Classical music is too snooty and snobbish. I hope it’s not true, but it is a fact that when folks get hooked on classical music, they often develop an intense enthusiasm for the meaning and adventure that wafts up from the orchestra or down from the opera stage. It is unjust and untrue to suggest that classical music is inherently better than any other kind of music – but a fire still burns in the hearts of many of its strongest adherents.
Millions of Americans sing in volunteer community choruses or play in volunteer symphony orchestras and chamber groups. America boasts some of the finest professional classical music ensembles in the world. Concertgoers buy tickets (except during pandemics…) – and contribute. Classical music is a vibrant and enriching part of our culture. There is nothing else in the world like hearing a live performance of a Mahler symphony in a grand hall (like Raleigh’s Meymandi) or a performance of Die Meistersinger von Nurnberg at the Metropolitan Opera.
We live in an era when more and more pop borrows from classical, classical uses jazz developments, and all forms and styles incorporate elements from others. Alex Ross, the eloquent classical music critic for The New Yorker, in his book, The Rest is Noise, relates, “One night in 1967, György Ligeti (significant modern classical composer) was sitting with several colleagues at the Darmstadt Schlosskeller, the favorite late-night hangout of teachers and students at the Summer Courses for New Music, when Sgt Pepper’s Lonely Hearts Club Band, a new album by the Beatles, started playing over the loudspeakers. Some of the sounds on the record bore a surprising resemblance to the Darmstadter’s latest and most advanced experiments.” Ross goes on to describe how the Beatles “borrowed” sounds and techniques from some of the most daring Darmstadt projects. There are examples of classical composers making use of progressive pop and jazz, as well.
Do you think Zander is right? “We ain’t seen nothing yet.”
Performing musicians are going through a heart-breaking time right now and we may lose some of them – for a time, if not permanently…. But the coronavirus will not rule the roost forever. What do creative musicians do when they cannot perform? They compose music that puts the times in perspective, music that expresses the frustrating anger of an unbearable situation, music that rekindles hope and celebrates the human spirit.

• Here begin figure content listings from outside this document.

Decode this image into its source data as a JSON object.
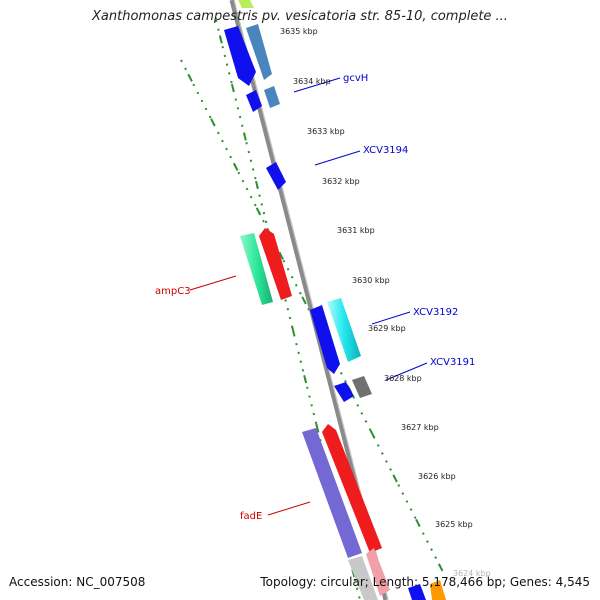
{
  "title": "Xanthomonas campestris pv. vesicatoria str. 85-10, complete ...",
  "accession": "Accession: NC_007508",
  "summary": "Topology: circular; Length: 5,178,466 bp; Genes: 4,545",
  "colors": {
    "backbone": "#8a8a8a",
    "tick": "#2f8f2f",
    "blue": "#1010ee",
    "steelblue": "#4a86be",
    "cyan": "#22e8ee",
    "aquamarine": "#2fe89a",
    "red": "#ee1c1c",
    "purple": "#7468d4",
    "gray": "#707070",
    "label_blue": "#0000cc",
    "label_red": "#cc0000"
  },
  "scale_labels": [
    "3635 kbp",
    "3634 kbp",
    "3633 kbp",
    "3632 kbp",
    "3631 kbp",
    "3630 kbp",
    "3629 kbp",
    "3628 kbp",
    "3627 kbp",
    "3626 kbp",
    "3625 kbp",
    "3624 kbp"
  ],
  "gene_labels": [
    {
      "name": "gcvH",
      "color": "blue"
    },
    {
      "name": "XCV3194",
      "color": "blue"
    },
    {
      "name": "XCV3192",
      "color": "blue"
    },
    {
      "name": "XCV3191",
      "color": "blue"
    },
    {
      "name": "ampC3",
      "color": "red"
    },
    {
      "name": "fadE",
      "color": "red"
    }
  ]
}
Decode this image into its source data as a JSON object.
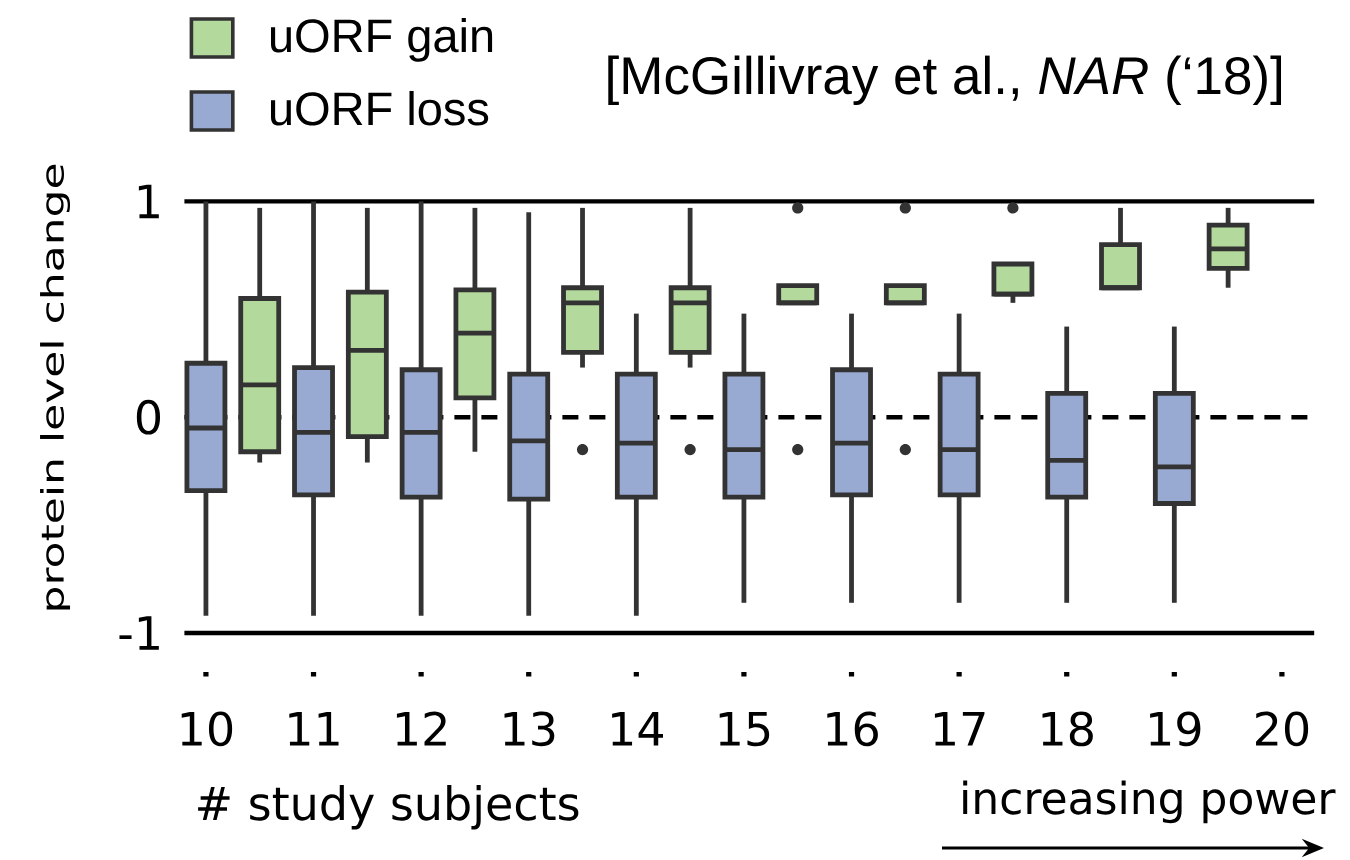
{
  "chart_data": {
    "type": "box",
    "xlabel": "# study subjects",
    "ylabel": "protein level change",
    "annotations": [
      "[McGillivray et al., *NAR* (‘18)]",
      "increasing power"
    ],
    "categories": [
      "10",
      null,
      "11",
      null,
      "12",
      null,
      "13",
      null,
      "14",
      null,
      "15",
      null,
      "16",
      null,
      "17",
      null,
      "18",
      null,
      "19",
      null,
      "20"
    ],
    "ylim": [
      -1,
      1
    ],
    "yticks": [
      -1,
      0,
      1
    ],
    "legend": "top left",
    "ref_lines": [
      {
        "axis": "y",
        "value": 1
      },
      {
        "axis": "y",
        "value": 0,
        "line_style": "dashed"
      }
    ],
    "series": [
      {
        "name": "uORF gain",
        "color": "#b3d99c",
        "boxes": [
          null,
          {
            "low": -0.21,
            "q1": -0.16,
            "median": 0.15,
            "q3": 0.55,
            "high": 0.97
          },
          null,
          {
            "low": -0.21,
            "q1": -0.09,
            "median": 0.31,
            "q3": 0.58,
            "high": 0.97
          },
          null,
          {
            "low": -0.16,
            "q1": 0.09,
            "median": 0.39,
            "q3": 0.59,
            "high": 0.97
          },
          null,
          {
            "low": 0.23,
            "q1": 0.3,
            "median": 0.53,
            "q3": 0.6,
            "high": 0.97,
            "outliers": [
              -0.15
            ]
          },
          null,
          {
            "low": 0.23,
            "q1": 0.3,
            "median": 0.53,
            "q3": 0.6,
            "high": 0.97,
            "outliers": [
              -0.15
            ]
          },
          null,
          {
            "low": 0.53,
            "q1": 0.53,
            "median": 0.53,
            "q3": 0.61,
            "high": 0.61,
            "outliers": [
              -0.15,
              0.97
            ]
          },
          null,
          {
            "low": 0.53,
            "q1": 0.53,
            "median": 0.53,
            "q3": 0.61,
            "high": 0.61,
            "outliers": [
              -0.15,
              0.97
            ]
          },
          null,
          {
            "low": 0.53,
            "q1": 0.57,
            "median": 0.57,
            "q3": 0.71,
            "high": 0.71,
            "outliers": [
              0.97
            ]
          },
          null,
          {
            "low": 0.6,
            "q1": 0.6,
            "median": 0.6,
            "q3": 0.8,
            "high": 0.97
          },
          null,
          {
            "low": 0.6,
            "q1": 0.69,
            "median": 0.78,
            "q3": 0.89,
            "high": 0.97
          },
          null
        ]
      },
      {
        "name": "uORF loss",
        "color": "#99aad2",
        "boxes": [
          {
            "low": -0.92,
            "q1": -0.34,
            "median": -0.05,
            "q3": 0.25,
            "high": 1.0
          },
          null,
          {
            "low": -0.92,
            "q1": -0.36,
            "median": -0.07,
            "q3": 0.23,
            "high": 1.0
          },
          null,
          {
            "low": -0.92,
            "q1": -0.37,
            "median": -0.07,
            "q3": 0.22,
            "high": 1.0
          },
          null,
          {
            "low": -0.92,
            "q1": -0.38,
            "median": -0.11,
            "q3": 0.2,
            "high": 0.95
          },
          null,
          {
            "low": -0.92,
            "q1": -0.37,
            "median": -0.12,
            "q3": 0.2,
            "high": 0.48
          },
          null,
          {
            "low": -0.86,
            "q1": -0.37,
            "median": -0.15,
            "q3": 0.2,
            "high": 0.48
          },
          null,
          {
            "low": -0.86,
            "q1": -0.36,
            "median": -0.12,
            "q3": 0.22,
            "high": 0.48
          },
          null,
          {
            "low": -0.86,
            "q1": -0.36,
            "median": -0.15,
            "q3": 0.2,
            "high": 0.48
          },
          null,
          {
            "low": -0.86,
            "q1": -0.37,
            "median": -0.2,
            "q3": 0.11,
            "high": 0.42
          },
          null,
          {
            "low": -0.86,
            "q1": -0.4,
            "median": -0.23,
            "q3": 0.11,
            "high": 0.42
          },
          null,
          null
        ]
      }
    ]
  }
}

There are millions out there who have never heard (or been aware they have heard…) classical music. Some of them will stumble on it because of a friend or an unanticipated chance encounter. Some of them will become immediately enraptured. Some will just never get it. It may sound like Paul Simon or Radiohead or …(?). But to be sure, classical music will be there for you.
Listen – that sound you hear is not death throes but a steady heartbeat.